The authors thank all members of the study team, the patient, and their family. This work was supported by research grants from National Natural Science Foundation of China (81873443, 81900175), Major Natural Science Research Projects in institutions of higher education of Jiangsu Province (19KJA210002), The Key Science Research Project of Jiangsu Commission of Health (K2019022), Translational Research Grant of NCRCH (2020ZKZC04) and Natural Science Foundation of Jiangsu Province (BK20190181, BK20201169, BK20170360), the Priority Academic Program Development of Jiangsu Higher Education Institutions (PAPD).

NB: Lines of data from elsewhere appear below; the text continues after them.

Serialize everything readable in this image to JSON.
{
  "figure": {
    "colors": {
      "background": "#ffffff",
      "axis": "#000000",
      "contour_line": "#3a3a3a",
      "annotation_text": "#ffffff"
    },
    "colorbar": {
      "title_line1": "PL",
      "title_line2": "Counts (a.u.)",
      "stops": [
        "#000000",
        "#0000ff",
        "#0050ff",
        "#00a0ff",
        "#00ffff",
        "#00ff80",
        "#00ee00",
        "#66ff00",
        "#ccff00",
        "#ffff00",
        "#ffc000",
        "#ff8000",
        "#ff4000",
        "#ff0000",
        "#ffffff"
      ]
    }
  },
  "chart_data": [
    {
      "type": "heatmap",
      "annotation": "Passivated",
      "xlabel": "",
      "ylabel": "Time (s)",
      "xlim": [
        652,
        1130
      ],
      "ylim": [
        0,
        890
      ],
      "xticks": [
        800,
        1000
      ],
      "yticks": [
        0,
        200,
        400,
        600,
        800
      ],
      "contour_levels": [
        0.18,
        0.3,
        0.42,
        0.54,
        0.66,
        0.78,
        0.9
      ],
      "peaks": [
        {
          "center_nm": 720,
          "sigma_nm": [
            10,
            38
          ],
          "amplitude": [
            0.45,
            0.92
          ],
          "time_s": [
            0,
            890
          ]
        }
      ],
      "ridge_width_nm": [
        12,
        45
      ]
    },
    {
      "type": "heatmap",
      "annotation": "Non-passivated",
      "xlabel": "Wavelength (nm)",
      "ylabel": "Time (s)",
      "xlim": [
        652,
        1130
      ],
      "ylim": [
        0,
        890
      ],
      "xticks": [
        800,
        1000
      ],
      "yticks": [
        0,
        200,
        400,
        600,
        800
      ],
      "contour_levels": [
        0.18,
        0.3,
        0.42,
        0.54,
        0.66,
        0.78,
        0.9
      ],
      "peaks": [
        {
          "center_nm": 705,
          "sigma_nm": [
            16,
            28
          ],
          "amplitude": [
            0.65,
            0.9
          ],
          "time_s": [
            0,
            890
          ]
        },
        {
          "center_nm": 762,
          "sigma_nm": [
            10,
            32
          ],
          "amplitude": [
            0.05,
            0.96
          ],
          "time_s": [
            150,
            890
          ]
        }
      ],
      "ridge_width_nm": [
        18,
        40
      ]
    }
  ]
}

Availability of data and materials

The datasets supporting the conclusions are included within this article.

Declarations

Ethics approval consent to participate

This study was approved by the Ethics Committee of the First Affiliated Hospital of Soochow University (2021018) and was conducted in accordance with the principles of the Declaration of Helsinki. The parents of this patient provided written informed consent about the publication of the clinical details.

Consent for publication

Written informed consent was obtained from the patient and his parents.

Competing interests

The author reports no conflicts of interest in this work.